Silas stopped walking. “What moment?”
Lyra turned to face him fully. “The complete merging of realms through corruption rather than cooperation.”
“Sebastian's just the latest vessel,” she continued. “Marcus was one of the first. The entity whispered to him, made him believe guardians were threats to be controlled rather than allies to be cherished. Each generation of Ashworths after him became more receptive to its influence.”
“Until it found the perfect candidate,” Silas said bitterly. “Sebastian was always ambitious. Always resentful of limitations.”
“Exactly. The entity doesn't create character flaws—it exploits them. It traces corruption back to the founding of our house, when the first Ashworth made a bargain he didn't fully understand.”
They reached a small clearing where ancient stones formed a natural amphitheater. Lyra paused, turning to face them with an apologetic expression.
“I need to ask something difficult,” she said. “My father has been in hiding for decades. His location must remain protected.”
Silas nodded, understanding immediately. “You want me to come alone.”
“I'm sorry,” Lyra said, glancing at Kai. “It's not about trust. It's about necessity. The fewer who know his sanctuary's location, the safer he remains.”
Kai bristled slightly but kept his voice level. “I understand. Information is a weapon in the wrong hands.”
“Please don't take offense,” Lyra continued. “Your loyalty to Silas is clear. But my father's paranoia has kept him alive when others who spoke out against the shadow's influence mysteriously died.”
“You don't need to apologize to me,” Kai said, surprising them both with his calm acceptance. “Diana will want a full report anyway. I should return to coordinate with her.”
She offered to take Silas to Nathaniel immediately. “He has information that could turn the tide. But we must leave now. Sebastian's forces are closer to the Eldergrove than anyone realizes.”
Silas faced yet another impossible choice. Abandon the political fight to save Thorne, or stay and risk losing everything to Sebastian's military might.
“Go,” Kai said quietly. “I'll stay and help Diana. Someone needs to keep the legal challenge alive.”
“Don't argue. We both know Thorne needs you more than the court does.” His smile was crooked but genuine. “Besides, I've always wanted to play politics. Think of the chaos I can cause.”
They embraced quickly, years of friendship requiring no words. Then Silas turned to Lyra.
“Take me to Nathaniel.”
11
ROOTS OF PAIN
The Eldergrove screamed in a language only Thorne could understand. Every burned leaf, every poisoned root, every corrupted branch sent waves of agony through his expanded consciousness. He existed everywhere and nowhere, his awareness stretched across miles of forest as he coordinated desperate defenses against an enemy that attacked from all directions.
Shadow creatures oozed through gaps in the magical barriers, their forms shifting between solid and smoke. Human raiders wielding iron weapons and corrupted spells struck at the forest's edges, setting fires that burned with unnatural hunger. Thorne felt each assault as if it were against his own flesh, because in many ways, it was.

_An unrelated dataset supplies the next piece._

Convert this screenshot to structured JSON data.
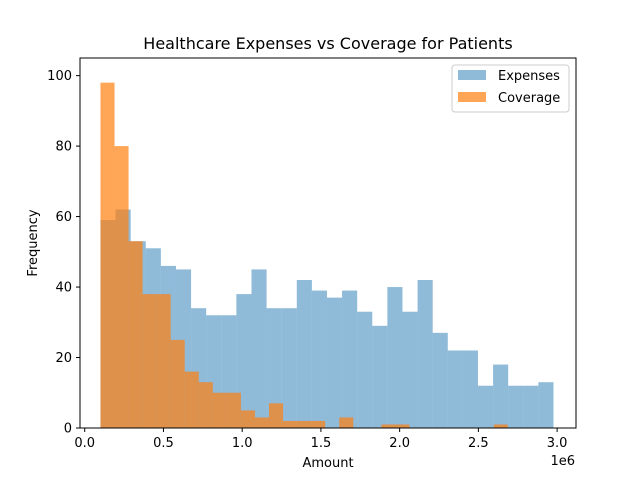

Another grove fell to the flames, its ancient trees crying out as they died. Thorne made the brutal calculation he'd been forced to make dozens of times already. Save the heart, sacrifice the edges. The mathematics of survival had become sickeningly familiar.
“Fall back to the second ring,” he commanded through the network of roots and branches that carried his will. Dryads and forest spirits retreated, abandoning homes they'd known for centuries. Some refused to leave, clinging to their trees even as fire consumed them. Thorne felt their deaths like pieces of his soul being torn away.
The constant warfare was taking its toll. Without Silas's presence to anchor him, Thorne found himself losing track of his individual identity. Hours would pass where he existed purely as the forest's consciousness, forgetting he had ever been anything else. Only the lock of hair Silas had given him, carefully preserved in a pouch against what remained of his physical form, could bring him back to himself.
He clutched it now, letting the familiar scent ground him in his own identity. Silas. His love. His anchor. The one he was fighting to protect, even as the distance between them grew more painful by the day.
A tremor through the root network pulled his attention to the heart grove. The Elder Willow's life force flickered like a guttering candle. Thorne manifested his physical form beside her ancient trunk, solidifying from shadow and starlight.
“You spread yourself too thin, guardian,” the Elder Willow wheezed, her voice like dry leaves rustling. Black sap oozed from wounds in her bark where shadow magic had taken root.
“I have no choice,” Thorne replied, placing a hand against her trunk. He could feel the poison working through her system, a corruption designed specifically to target ancient tree spirits. “The attacks come from all sides.”
“As they did in the Time of Sundering,” she said. “When the first guardians fell.”